So he ordered two of the spider-like apple-picking platforms, with a price tag of $150,000 each.
“It’s not brand-new technology, it’s been around for a while, but it’s certainly accelerated globally now,” he said.
New opportunities for female workforce
Set up with six conveyor belts and two movable platforms, the machines can travel up and down the rows with six pickers picking at different heights.
“There’s no real necessity for high-strength individuals to do this job anymore,” he said.
“I’m particularly excited about opening up the opportunity for a wider workforce that would be 50 or 60 to 40 [per cent] female versus male in what is a predominantly male-dominated workforce.”
Lead picker Rachael Waters has embraced the new technology.
“I think pretty much across the board everybody prefers not having a bag across their chest,” she said.
“It makes it a lot easier, and particularly for lightweight women – it’s quite painful when you’re carrying up to 20 kilos of apples on the front of you and having to climb ladders.”
Andrew Smith has since ordered two more machines, but global demand for the machinery has pushed the waiting time out by six months.

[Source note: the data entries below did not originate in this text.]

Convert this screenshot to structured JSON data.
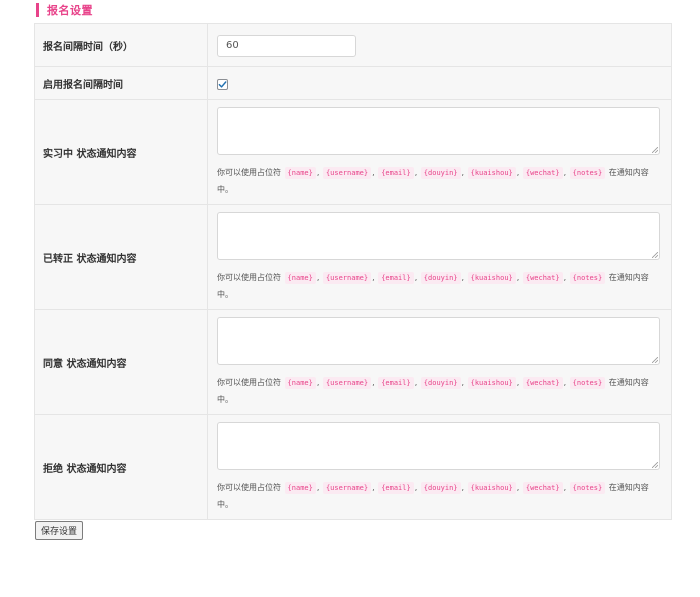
{
  "section": {
    "title": "报名设置"
  },
  "interval": {
    "label": "报名间隔时间（秒）",
    "value": "60"
  },
  "enable_interval": {
    "label": "启用报名间隔时间",
    "checked": true
  },
  "help": {
    "prefix": "你可以使用占位符",
    "suffix": "在通知内容中。",
    "separator": ",",
    "placeholders": [
      "{name}",
      "{username}",
      "{email}",
      "{douyin}",
      "{kuaishou}",
      "{wechat}",
      "{notes}"
    ]
  },
  "status_rows": [
    {
      "label": "实习中 状态通知内容",
      "value": ""
    },
    {
      "label": "已转正 状态通知内容",
      "value": ""
    },
    {
      "label": "同意 状态通知内容",
      "value": ""
    },
    {
      "label": "拒绝 状态通知内容",
      "value": ""
    }
  ],
  "save_button": {
    "label": "保存设置"
  },
  "colors": {
    "accent": "#e8438a",
    "tag_bg": "#fbeaf2",
    "table_bg": "#f7f7f7",
    "check": "#2271b1"
  },
  "icons": {
    "checkbox": "checkmark-icon",
    "resize": "resize-handle-icon"
  }
}
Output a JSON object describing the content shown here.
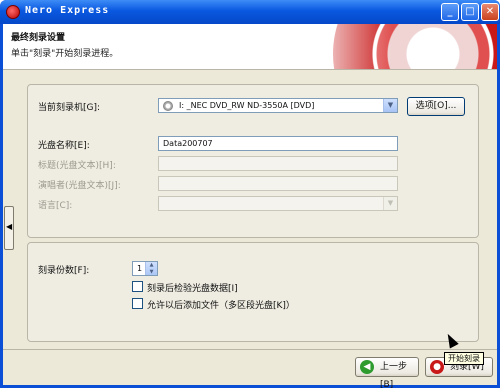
{
  "window": {
    "title": "Nero Express",
    "controls": {
      "minimize": "_",
      "maximize": "□",
      "close": "✕"
    }
  },
  "header": {
    "title": "最终刻录设置",
    "subtitle": "单击\"刻录\"开始刻录进程。"
  },
  "sidebar_toggle": {
    "arrow": "◀"
  },
  "recorder": {
    "label": "当前刻录机[G]:",
    "value": "I:  _NEC DVD_RW ND-3550A   [DVD]",
    "options_button": "选项[O]..."
  },
  "disc": {
    "name_label": "光盘名称[E]:",
    "name_value": "Data200707",
    "title_label": "标题(光盘文本)[H]:",
    "performer_label": "演唱者(光盘文本)[J]:",
    "language_label": "语言[C]:"
  },
  "burn": {
    "copies_label": "刻录份数[F]:",
    "copies_value": "1",
    "verify_label": "刻录后检验光盘数据[I]",
    "verify_checked": false,
    "multisession_label": "允许以后添加文件（多区段光盘[K]）",
    "multisession_checked": false
  },
  "nav": {
    "back_label": "上一步[B]",
    "burn_label": "刻录[W]",
    "tooltip": "开始刻录"
  },
  "colors": {
    "titlebar": "#0a58e0",
    "dialog": "#ece9d8",
    "accent_red": "#c81818"
  }
}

There are at least 14 of these apple-picking platforms across Tasmania.
The president of Fruit Growers Tasmania, Scott Price, said it was another tool for the industry.
“I’m not saying it’s the answer to all our problems, but it gives us the flexibility to utilise a lot more new labour … that we probably haven’t utilised before,” Mr Price said.

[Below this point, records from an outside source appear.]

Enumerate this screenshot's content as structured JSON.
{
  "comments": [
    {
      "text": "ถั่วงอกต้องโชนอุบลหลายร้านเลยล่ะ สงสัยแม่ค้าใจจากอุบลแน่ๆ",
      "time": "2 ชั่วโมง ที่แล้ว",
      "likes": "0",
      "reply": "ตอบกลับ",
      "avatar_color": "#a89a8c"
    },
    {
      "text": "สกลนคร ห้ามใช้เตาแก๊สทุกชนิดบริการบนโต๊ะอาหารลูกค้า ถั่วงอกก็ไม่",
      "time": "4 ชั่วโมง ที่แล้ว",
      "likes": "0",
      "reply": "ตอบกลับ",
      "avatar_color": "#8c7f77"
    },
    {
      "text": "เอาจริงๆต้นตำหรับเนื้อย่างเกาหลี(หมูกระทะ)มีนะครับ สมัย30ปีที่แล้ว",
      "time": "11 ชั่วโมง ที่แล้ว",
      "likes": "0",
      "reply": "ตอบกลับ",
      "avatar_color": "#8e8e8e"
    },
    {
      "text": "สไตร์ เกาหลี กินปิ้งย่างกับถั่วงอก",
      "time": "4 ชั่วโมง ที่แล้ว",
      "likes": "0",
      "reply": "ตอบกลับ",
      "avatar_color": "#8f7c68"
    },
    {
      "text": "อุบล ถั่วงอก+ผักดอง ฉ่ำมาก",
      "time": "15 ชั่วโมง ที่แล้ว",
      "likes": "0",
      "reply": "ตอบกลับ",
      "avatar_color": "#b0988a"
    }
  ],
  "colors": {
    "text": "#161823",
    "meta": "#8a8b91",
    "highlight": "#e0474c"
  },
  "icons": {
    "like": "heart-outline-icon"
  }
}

There are also benefits for the quality of the fruit.
“Bruising basically disappears. Even the best apple picker will have some bruising in their fruit,” he said.
The machines are also a game-changer when it comes to pay; pickers have long been paid a piece rate, meaning their wage depends on how much they pick.

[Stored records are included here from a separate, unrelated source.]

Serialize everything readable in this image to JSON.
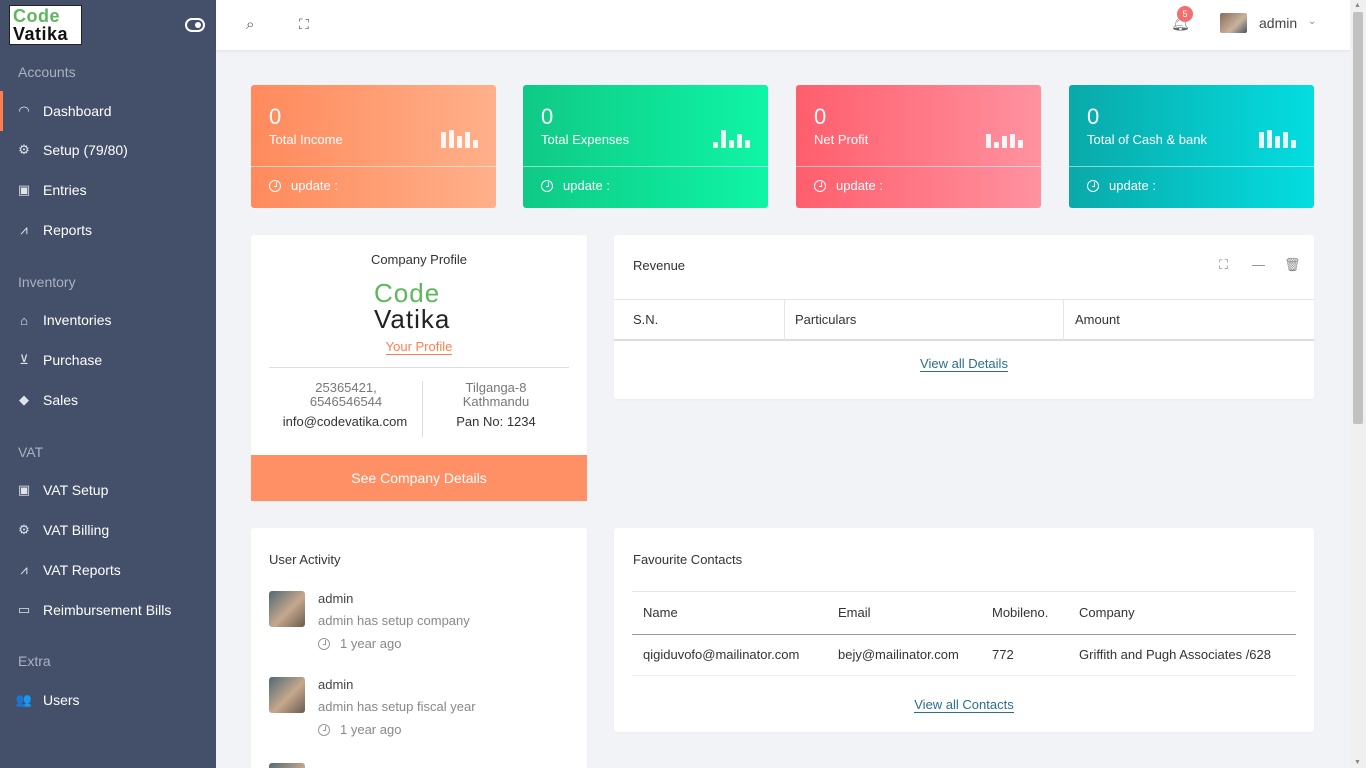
{
  "brand": {
    "line1": "Code",
    "line2": "Vatika"
  },
  "sidebar": {
    "sections": [
      {
        "title": "Accounts"
      },
      {
        "title": "Inventory"
      },
      {
        "title": "VAT"
      },
      {
        "title": "Extra"
      }
    ],
    "items": [
      {
        "label": "Dashboard",
        "icon": "dashboard-icon"
      },
      {
        "label": "Setup (79/80)",
        "icon": "gear-icon"
      },
      {
        "label": "Entries",
        "icon": "clipboard-icon"
      },
      {
        "label": "Reports",
        "icon": "chart-line-icon"
      },
      {
        "label": "Inventories",
        "icon": "home-icon"
      },
      {
        "label": "Purchase",
        "icon": "cart-icon"
      },
      {
        "label": "Sales",
        "icon": "tag-icon"
      },
      {
        "label": "VAT Setup",
        "icon": "clipboard-icon"
      },
      {
        "label": "VAT Billing",
        "icon": "gear-icon"
      },
      {
        "label": "VAT Reports",
        "icon": "chart-line-icon"
      },
      {
        "label": "Reimbursement Bills",
        "icon": "money-icon"
      },
      {
        "label": "Users",
        "icon": "users-icon"
      }
    ]
  },
  "topbar": {
    "notification_count": "5",
    "user_name": "admin"
  },
  "stats": [
    {
      "value": "0",
      "label": "Total Income",
      "update": "update :",
      "color_from": "#ff8a5c",
      "color_to": "#ffb08a"
    },
    {
      "value": "0",
      "label": "Total Expenses",
      "update": "update :",
      "color_from": "#0fc986",
      "color_to": "#0ff5a6"
    },
    {
      "value": "0",
      "label": "Net Profit",
      "update": "update :",
      "color_from": "#ff5e6c",
      "color_to": "#ff92a0"
    },
    {
      "value": "0",
      "label": "Total of Cash & bank",
      "update": "update :",
      "color_from": "#0aa9a9",
      "color_to": "#04dde0"
    }
  ],
  "company": {
    "title": "Company Profile",
    "logo_line1": "Code",
    "logo_line2": "Vatika",
    "profile_link": "Your Profile",
    "phone": "25365421, 6546546544",
    "email": "info@codevatika.com",
    "address": "Tilganga-8 Kathmandu",
    "pan": "Pan No: 1234",
    "button": "See Company Details"
  },
  "revenue": {
    "title": "Revenue",
    "columns": [
      "S.N.",
      "Particulars",
      "Amount"
    ],
    "link": "View all Details"
  },
  "activity": {
    "title": "User Activity",
    "items": [
      {
        "name": "admin",
        "action": "admin has setup company",
        "time": "1 year ago"
      },
      {
        "name": "admin",
        "action": "admin has setup fiscal year",
        "time": "1 year ago"
      }
    ]
  },
  "contacts": {
    "title": "Favourite Contacts",
    "columns": [
      "Name",
      "Email",
      "Mobileno.",
      "Company"
    ],
    "rows": [
      {
        "name": "qigiduvofo@mailinator.com",
        "email": "bejy@mailinator.com",
        "mobile": "772",
        "company": "Griffith and Pugh Associates /628"
      }
    ],
    "link": "View all Contacts"
  }
}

The faster they are, the more money they get.
These machines will see more pickers paid an hourly wage.
“It’s more equitable, I guess. It becomes up to us to drive efficiency and manage this correctly, because now we’re potentially on an hourly rate, as opposed to contract labour which is what we’ve been doing for the past 40 years,” Mr Smith said.
Bid to secure pay rates
Under the award, the average worker must be offered up to 15 per cent more per hour than the minimum wage.
The Australian Workers’ Union has lodged a submission to the Fair Work Commission seeking to amend the award to ensure a minimum payment for those paid piece rates.
But Mr Price said the technology did not spell the end of piece-rate payments.
“I hope not, I think there’s still a very great role for the piece rate,” he said.
“A lot of our pickers here now only work if they can earn more than the daily wage.
“I can fully understand why they want to put a floor in it.
“Everyone deserves a fair go and to be looked after, but the danger of taking the piece rate away completely will be there will be people that won’t want to do this work.”
Possible price hike for produce
In the meantime, the cost of the technology will likely push up the price of apples.
“It means a lot more investment in this sort of equipment, which is high-value capital equipment,” Mr Price said.
Ultimately we are now going to test and market and see whether the market is willing to pay more for produce,” Mr Smith said.
Using the machinery outside of the apple-growing season to prune the trees will also make it more economically viable.
“The orchard will effectively start to get built around machines like this, so it is absolutely a game-changer,” Mr Smith said.
But he said these conveyor belts would not be the end of the line for the technological revolution at orchards.
“You’re going to see robots in the orchard here within 24 to 36 months in Tasmania, probably at this place or next door. It’s going to happen really, really quickly,” Mr Smith said.